This article is published in collaboration with Statista
by Felix Richter
Despite surging consumer prices, the Federal Open Market Committee (FOMC) unanimously decided to keep interest rates near zero for the time being. As the U.S. economic recovery progresses and inflation is picking up, it did move up its timeline for possible rate hikes, however, with all 18 committee members now expecting a rate hike in 2022.
With inflation having exceeded the FOMC’s long-term target of 2 percent for some time now, the Committee linked a possible rate hike to the achievement of its second policy goal, namely maximum employment, or to be more precise “labor market conditions consistent with the Committee’s assessments of maximum employment.”

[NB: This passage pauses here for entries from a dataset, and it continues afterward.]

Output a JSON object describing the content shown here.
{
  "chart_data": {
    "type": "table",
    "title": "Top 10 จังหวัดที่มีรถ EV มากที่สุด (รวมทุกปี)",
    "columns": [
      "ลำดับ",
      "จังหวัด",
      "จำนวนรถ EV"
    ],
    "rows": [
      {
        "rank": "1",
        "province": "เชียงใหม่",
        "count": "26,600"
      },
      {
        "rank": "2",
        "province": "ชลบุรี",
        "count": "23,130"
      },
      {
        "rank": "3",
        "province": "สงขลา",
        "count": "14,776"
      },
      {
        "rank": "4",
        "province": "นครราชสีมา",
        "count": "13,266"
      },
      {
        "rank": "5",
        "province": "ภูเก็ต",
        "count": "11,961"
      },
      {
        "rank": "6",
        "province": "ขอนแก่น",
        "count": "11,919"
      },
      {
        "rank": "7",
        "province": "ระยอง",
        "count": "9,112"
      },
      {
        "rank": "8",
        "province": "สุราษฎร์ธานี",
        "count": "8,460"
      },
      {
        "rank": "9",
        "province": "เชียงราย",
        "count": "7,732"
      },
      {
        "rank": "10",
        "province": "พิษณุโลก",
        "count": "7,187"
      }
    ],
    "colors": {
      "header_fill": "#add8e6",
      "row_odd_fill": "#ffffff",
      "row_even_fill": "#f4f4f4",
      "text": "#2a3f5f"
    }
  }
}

Not only do the guardians of U.S. monetary policy expect to raise interest rates earlier than they did three months ago, but they also anticipate the rate hike to be more significant than previously expected. While the median projection for the “appropriate target range for the federal funds rate at the end of 2022” is now 0.75 to 1.00 percent, it was 0.25 to 0.50 percent in September and 0 to 0.25 percent in June.
Despite the latest rise in Covid cases, the emergence of the Omicron variant and persistent supply constraints, the FOMC remains bullish on the economy as a whole. The median projection for real GDP growth now stands at 5.5 percent for this year and at 4 percent for 2022.